El anfiteatro Flavio o Coliseo de Roma (c. 72-80 dC).

El anfiteatro Flavio o Coliseo de Roma (c. 72-80 dC).

                                Vídeo pedagógico de 1,13 minutos.


Introducción: el anfiteatro romano.
Los anfiteatros romanos tienen una forma circular, ovalada o elíptica, a partir de la fusión de las formas de dos teatros unidos por la escena, para cumplir su función de albergar los combates entre gladiadores y fieras, en todas las combinaciones imaginables, naumaquias (batallas navales) y grandes espectáculos circenses o de demostración del poder romano.
Hay dos tipos: el republicano y el imperial.
El republicano, desarrollado a partir del siglo III aC y que perdura incluso en época imperial, es macizo, con grandes muros de sillería y rellenos en los que se disponen gradas para el público; ejemplos famosos son los de Pompeya, Mérida y Córdoba.

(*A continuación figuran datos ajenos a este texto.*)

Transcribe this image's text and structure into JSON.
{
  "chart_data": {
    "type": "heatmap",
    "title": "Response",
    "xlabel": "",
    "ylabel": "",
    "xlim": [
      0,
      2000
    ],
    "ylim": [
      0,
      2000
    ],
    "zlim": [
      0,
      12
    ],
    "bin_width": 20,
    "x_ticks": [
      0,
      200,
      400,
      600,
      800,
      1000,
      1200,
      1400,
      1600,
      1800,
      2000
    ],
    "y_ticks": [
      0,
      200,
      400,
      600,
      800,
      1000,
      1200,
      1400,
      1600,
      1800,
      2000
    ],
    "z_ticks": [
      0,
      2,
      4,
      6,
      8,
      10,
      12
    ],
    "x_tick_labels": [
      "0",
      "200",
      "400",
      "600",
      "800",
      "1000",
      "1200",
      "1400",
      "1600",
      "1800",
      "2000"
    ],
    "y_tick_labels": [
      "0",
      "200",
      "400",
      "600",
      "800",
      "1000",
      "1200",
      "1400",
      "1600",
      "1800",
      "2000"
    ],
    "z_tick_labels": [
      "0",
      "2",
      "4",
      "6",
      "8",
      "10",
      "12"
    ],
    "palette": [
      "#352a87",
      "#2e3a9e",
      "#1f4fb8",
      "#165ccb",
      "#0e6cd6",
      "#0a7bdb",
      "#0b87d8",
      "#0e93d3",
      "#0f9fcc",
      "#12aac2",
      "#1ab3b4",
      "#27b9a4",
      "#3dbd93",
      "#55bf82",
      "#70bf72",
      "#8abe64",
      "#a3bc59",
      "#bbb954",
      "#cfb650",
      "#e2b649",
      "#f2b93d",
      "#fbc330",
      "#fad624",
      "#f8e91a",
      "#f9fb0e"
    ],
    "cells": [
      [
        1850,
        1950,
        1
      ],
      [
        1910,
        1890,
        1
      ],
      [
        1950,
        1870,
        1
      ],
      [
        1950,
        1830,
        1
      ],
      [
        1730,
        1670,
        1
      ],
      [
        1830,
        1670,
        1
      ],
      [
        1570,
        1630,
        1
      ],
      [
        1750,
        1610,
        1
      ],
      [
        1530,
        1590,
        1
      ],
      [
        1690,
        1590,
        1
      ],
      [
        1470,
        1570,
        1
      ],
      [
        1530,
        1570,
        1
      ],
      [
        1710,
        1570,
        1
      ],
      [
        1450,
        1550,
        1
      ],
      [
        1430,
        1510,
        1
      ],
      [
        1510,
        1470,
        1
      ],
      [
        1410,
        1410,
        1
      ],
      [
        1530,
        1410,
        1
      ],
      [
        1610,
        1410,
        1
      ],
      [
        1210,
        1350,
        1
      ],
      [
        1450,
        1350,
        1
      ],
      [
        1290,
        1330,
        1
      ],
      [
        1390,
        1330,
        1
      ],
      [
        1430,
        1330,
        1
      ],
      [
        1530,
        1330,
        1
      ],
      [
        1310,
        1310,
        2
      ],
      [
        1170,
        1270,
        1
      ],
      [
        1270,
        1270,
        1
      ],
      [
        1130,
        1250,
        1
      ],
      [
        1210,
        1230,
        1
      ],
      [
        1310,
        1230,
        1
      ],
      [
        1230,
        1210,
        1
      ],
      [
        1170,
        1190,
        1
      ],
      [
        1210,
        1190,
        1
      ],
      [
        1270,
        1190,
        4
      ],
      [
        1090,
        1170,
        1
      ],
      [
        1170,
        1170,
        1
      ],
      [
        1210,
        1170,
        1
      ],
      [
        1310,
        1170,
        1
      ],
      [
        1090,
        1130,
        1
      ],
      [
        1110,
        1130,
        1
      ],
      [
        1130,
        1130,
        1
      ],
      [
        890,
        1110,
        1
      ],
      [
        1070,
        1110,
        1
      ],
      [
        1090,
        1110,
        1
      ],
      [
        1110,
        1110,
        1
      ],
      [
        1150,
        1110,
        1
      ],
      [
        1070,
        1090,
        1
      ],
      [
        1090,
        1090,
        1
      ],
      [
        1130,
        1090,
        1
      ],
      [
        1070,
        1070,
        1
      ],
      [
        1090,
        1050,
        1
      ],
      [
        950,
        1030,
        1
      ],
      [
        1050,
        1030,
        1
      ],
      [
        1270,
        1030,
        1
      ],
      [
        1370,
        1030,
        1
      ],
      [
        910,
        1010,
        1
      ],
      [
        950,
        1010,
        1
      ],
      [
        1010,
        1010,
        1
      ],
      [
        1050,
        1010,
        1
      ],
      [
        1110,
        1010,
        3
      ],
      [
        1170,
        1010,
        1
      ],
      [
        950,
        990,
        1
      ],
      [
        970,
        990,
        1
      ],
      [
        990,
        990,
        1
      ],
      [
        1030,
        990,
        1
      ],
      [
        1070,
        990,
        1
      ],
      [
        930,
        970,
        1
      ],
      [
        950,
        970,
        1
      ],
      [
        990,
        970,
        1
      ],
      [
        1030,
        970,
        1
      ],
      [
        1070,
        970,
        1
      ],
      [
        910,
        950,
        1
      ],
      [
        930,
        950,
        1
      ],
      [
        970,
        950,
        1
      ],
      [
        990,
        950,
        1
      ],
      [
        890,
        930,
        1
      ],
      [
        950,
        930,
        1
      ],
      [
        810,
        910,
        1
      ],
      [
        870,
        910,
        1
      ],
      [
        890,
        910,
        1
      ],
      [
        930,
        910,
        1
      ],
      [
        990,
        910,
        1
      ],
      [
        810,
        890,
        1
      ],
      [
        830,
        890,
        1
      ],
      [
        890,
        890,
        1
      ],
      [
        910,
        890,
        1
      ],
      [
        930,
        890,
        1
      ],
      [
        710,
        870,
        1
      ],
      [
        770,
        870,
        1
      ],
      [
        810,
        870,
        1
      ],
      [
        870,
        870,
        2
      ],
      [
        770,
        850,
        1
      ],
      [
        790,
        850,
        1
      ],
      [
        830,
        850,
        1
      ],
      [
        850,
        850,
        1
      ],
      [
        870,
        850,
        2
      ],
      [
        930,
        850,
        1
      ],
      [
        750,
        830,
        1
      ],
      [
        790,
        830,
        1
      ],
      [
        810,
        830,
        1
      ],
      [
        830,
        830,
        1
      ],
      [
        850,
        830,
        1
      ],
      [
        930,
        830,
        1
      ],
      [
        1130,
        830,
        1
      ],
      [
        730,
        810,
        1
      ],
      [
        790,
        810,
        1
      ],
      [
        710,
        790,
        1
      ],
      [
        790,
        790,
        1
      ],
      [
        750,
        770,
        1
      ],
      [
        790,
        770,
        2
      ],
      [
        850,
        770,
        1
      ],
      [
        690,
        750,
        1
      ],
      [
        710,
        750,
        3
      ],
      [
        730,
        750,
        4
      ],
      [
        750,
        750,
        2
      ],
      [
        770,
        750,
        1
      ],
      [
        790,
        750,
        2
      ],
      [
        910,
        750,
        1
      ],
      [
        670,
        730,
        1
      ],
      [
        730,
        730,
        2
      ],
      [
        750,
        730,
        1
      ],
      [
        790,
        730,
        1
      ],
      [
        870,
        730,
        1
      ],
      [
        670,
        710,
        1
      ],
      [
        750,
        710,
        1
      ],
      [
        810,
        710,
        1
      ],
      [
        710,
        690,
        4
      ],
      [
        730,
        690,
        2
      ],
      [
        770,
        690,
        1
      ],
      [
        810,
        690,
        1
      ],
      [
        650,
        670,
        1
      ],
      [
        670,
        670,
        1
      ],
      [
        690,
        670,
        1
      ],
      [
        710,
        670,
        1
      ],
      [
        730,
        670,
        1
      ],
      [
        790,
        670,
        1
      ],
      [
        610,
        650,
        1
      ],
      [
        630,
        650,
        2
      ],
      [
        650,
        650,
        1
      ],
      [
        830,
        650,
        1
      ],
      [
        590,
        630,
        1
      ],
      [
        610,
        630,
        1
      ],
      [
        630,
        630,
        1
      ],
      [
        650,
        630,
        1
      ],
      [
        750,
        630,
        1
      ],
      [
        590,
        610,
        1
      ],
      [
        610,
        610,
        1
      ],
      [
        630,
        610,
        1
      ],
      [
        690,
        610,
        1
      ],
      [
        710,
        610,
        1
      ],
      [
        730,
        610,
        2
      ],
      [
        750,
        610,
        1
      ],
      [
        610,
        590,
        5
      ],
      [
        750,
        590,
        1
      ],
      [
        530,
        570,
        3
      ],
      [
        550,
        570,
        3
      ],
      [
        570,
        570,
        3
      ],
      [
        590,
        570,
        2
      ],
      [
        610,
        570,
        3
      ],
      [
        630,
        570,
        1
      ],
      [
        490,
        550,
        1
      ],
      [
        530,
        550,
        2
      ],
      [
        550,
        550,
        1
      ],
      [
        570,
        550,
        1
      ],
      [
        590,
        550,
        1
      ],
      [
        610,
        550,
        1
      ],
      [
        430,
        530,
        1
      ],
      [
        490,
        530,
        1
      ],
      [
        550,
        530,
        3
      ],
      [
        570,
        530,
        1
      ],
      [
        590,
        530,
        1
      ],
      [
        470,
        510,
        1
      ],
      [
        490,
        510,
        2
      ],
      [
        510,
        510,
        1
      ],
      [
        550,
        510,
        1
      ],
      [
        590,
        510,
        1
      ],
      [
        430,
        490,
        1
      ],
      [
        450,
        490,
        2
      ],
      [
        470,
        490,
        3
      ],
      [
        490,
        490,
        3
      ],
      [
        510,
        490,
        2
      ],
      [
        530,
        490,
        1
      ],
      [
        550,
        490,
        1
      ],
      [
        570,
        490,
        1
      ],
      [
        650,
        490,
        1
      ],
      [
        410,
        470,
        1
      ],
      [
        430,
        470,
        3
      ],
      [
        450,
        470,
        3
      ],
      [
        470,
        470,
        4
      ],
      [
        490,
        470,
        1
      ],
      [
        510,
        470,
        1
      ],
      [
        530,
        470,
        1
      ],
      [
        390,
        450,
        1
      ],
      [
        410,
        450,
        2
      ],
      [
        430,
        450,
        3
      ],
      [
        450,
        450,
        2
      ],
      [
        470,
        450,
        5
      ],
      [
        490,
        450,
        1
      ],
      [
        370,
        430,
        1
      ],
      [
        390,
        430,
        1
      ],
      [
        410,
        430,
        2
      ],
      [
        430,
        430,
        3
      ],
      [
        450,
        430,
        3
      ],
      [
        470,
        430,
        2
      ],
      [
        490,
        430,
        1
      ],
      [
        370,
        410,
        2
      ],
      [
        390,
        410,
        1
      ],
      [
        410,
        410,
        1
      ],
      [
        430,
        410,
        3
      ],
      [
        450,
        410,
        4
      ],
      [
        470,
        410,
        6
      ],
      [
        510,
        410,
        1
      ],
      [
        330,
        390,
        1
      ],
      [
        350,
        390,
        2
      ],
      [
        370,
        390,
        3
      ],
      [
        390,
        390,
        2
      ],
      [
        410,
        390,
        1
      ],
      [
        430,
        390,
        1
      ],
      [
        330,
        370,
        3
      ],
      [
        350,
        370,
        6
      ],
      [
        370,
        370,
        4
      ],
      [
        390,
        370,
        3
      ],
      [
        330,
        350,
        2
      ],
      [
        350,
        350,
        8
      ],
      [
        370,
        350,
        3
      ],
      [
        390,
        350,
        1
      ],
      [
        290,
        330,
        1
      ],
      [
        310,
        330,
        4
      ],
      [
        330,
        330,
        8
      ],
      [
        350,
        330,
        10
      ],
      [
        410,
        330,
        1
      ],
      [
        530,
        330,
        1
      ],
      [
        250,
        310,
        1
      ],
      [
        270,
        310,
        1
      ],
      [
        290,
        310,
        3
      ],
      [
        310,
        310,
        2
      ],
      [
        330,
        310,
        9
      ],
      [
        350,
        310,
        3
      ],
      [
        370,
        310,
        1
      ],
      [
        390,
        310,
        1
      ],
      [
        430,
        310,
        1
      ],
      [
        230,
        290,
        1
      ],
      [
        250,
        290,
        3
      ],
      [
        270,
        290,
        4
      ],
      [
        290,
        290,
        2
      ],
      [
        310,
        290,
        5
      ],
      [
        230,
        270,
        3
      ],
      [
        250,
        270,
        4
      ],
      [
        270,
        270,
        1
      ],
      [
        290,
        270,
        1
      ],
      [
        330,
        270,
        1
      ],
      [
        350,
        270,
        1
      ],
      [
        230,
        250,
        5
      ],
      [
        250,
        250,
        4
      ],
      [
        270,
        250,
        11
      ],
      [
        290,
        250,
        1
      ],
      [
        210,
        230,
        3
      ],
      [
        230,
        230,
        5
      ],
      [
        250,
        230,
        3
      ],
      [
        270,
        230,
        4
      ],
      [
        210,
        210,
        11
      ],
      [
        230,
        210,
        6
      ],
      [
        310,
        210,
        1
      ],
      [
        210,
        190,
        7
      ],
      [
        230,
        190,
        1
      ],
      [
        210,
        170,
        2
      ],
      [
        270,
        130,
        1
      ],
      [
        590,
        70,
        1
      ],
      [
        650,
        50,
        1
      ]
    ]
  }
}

El imperial se caracteriza por sus bóvedas y su ejemplo máximo es el Coliseo de Roma. Hay ejemplos en las provincias, como el de Arlés (Francia).

La construcción del Coliseo.
El Coliseo de Roma se erigió durante la dinastía Flavia, a partir del 72 y se inauguró en el 80 dC, aunque se hizo una ampliación en los años siguientes y numerosas restauraciones a lo largo de los siglos posteriores.
El pueblo puso el nombre de Colosseum porque cerca había una estatua colosal, de unos 20 metros de altura, erigida por el emperador Nerón en postura de dios Sol con su propio rostro, enfrente de un gran lago artificial (su cavidad sirvió para los subterráneos del Coliseo) cercano a la Domus Aurea, el lujoso palacio de Nerón que fue abandonado al suicidarse este. El emperador Vespasiano mandó que la cabeza fuera sustituida por una más aséptica del dios Sol; Comodo le puso una cabeza de Hércules y desde el siglo III, fue la estatua ante la que los cristianos debían orar y jurar fidelidad a las instituciones imperiales.
El famoso incendio de Roma en el 64 dC, en época también de Nerón, había destruido, entre otros, el gran anfiteatro de Roma, el Estatilio Tauro, construido a expensas de este famoso general en el Campo de Marte, en el 29 aC. Había pues necesidad de un gran edificio que supliera el déficit de plazas que había dejado la catástrofe.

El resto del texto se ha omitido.